Grâce à cette expédition, nous serons en mesure de comprendre pourquoi un bloom se termine et quelles sont ses conséquences sur l’ensemble de la communauté microbienne. Meurt-il à cause des virus ? Des prédateurs ? Ou simplement parce qu’il n’y a plus de sels nutritifs ? Peut-on trouver des traces de virus microbiens dans l’air, comme nous l’avons montré par le passé ? Quels sont les signaux chimiques laissés derrière lui par le bloom ? Aujourd’hui, certains blooms peuvent produire des molécules toxiques, appauvrir les eaux en oxygène ou même contaminer l’eau que l’on boit. Lorsque ça déraille, on le voit aussi de l’espace. L’eau devient rouge, comme du sang. Devant ces photos,
je ne peux m’empêcher de penser que nous sommes en train de regarder la plaie ouverte d’une planète qui saigne.

Extrait de Rituel planctonique, de Flora Vincent et Antoine Bertin

Flora Vincent & Antoine Bertin Directrice de laboratoire au sein de l’EMBL (Laboratoire européen de biologie moléculaire), Flora Vincent étudie depuis son doctorat les échantillons récoltés par la goélette Tara.
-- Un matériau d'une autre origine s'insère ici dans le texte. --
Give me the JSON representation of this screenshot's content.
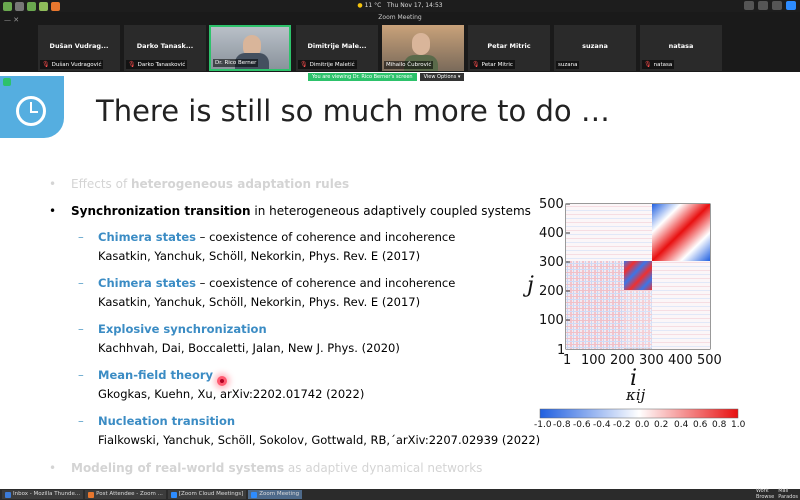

Elle a pris part aux expéditions Tara Oceans en 2012 et Tara Pacific en 2017, puis à celle dans la baie de Biscaye en 2019, avant d’être cheffe scientifique sur une portion de l’expédition Tara Microbiomes en 2021. De cette mission qui l’a menée à Ushuaïa pour observer un phénomène naturel annuel, le bloom, elle et Antoine Bertin, artiste en résidence à bord du bateau, ont tiré une performance sonore. Le livret, qu’ils ont coécrit et dont ce texte est extrait, répond aux enregistrements et arrangements réalisés par l’artiste à partir de données recueillies durant les jours passés mer.